Karena itu memahami perkara ini menjadi penting, sebagaimana dinyatakan dalam syair yang dinukil Imam al-Ghazali (w. 505 H):
عرفتُ الشرّ لا للشرّ * لكن لتوقيه
ومن لا يعرف الشرّ * من الناس يقع فيه
Aku tahu keburukan bukan untuk keburukan/tapi agar terhindar darinya
Siapa saja di antara manusia tak tahu keburukan, ia akan terjerumus ke dalamnya3
Ragam Pemikiran Liberal dan Bahayanya
Ironisnya, pada zaman ini pemikiran-pemikiran berbahaya banyak bermunculan. Ada pluralisme yang membiaskan konsep kebenaran tunggal Islam (lihat QS 3: 19). Ada multikulturalisme yang mengakomodasi multikultur tanpa memandang benar-tidaknya (lihat QS 2: 42). Ada feminisme yang menghiasi kesesatannya dengan slogan yang mengelabui kaum Muslimah (lihat QS 6: 112). Ada sinkretisme yang mencampuradukkan antara kebenaran dan kebatilan (lihat QS 2: 42). Ada pembiasan prinsip akidah atas nama toleransi (lihat QS 109: 6). Ada pula upaya mendukung kesyirikan atas nama kearifan lokal (lihat QS 31: 13). Semua itu selaras dengan spirit pemikiran liberal, yakni kebebasan menghalalkan dan mengharamkan apa yang dikehendaki hawa nafsu manusia meski itu bertentangan dengan Islam.

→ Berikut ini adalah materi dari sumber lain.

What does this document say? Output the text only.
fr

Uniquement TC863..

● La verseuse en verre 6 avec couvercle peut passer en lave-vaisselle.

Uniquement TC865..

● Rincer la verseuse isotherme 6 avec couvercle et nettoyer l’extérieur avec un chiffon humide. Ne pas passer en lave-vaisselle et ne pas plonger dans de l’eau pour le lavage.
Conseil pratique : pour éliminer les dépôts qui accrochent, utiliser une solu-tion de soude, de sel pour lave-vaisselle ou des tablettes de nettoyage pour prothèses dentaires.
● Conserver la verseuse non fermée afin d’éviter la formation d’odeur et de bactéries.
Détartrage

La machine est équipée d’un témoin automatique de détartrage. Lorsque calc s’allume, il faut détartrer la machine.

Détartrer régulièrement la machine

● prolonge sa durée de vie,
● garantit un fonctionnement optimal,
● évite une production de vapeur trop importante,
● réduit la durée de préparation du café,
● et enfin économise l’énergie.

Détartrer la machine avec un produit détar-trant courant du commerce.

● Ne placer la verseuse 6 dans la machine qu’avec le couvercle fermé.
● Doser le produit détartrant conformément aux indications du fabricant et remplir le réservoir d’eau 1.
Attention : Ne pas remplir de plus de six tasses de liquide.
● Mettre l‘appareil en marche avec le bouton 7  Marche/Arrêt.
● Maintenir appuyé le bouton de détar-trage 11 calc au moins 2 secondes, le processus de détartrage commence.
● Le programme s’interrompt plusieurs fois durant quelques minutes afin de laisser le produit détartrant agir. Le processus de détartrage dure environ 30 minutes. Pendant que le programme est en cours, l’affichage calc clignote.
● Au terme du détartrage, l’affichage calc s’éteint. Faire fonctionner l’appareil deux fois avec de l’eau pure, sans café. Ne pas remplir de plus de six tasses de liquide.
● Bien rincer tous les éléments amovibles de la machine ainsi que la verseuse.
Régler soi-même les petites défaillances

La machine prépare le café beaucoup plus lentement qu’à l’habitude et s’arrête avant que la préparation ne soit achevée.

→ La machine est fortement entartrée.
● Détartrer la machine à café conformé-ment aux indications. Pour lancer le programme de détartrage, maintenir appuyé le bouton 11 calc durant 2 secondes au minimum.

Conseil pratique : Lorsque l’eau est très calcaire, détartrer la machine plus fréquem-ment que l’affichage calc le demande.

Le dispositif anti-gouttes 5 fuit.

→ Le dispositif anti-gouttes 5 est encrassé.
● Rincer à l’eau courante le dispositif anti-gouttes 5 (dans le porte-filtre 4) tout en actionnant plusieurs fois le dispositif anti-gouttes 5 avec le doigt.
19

Secara personal, pemikiran kufur liberalisme merusak akidah, pemikiran dan perasaan seorang Muslim hingga melahirkan kepribadian ganda (split of personality); ia merusak pola pikir seseorang hingga berujung pada lahirnya perbuatan mungkar, misalnya menjustifikasi LGBT dan kawin sejenis.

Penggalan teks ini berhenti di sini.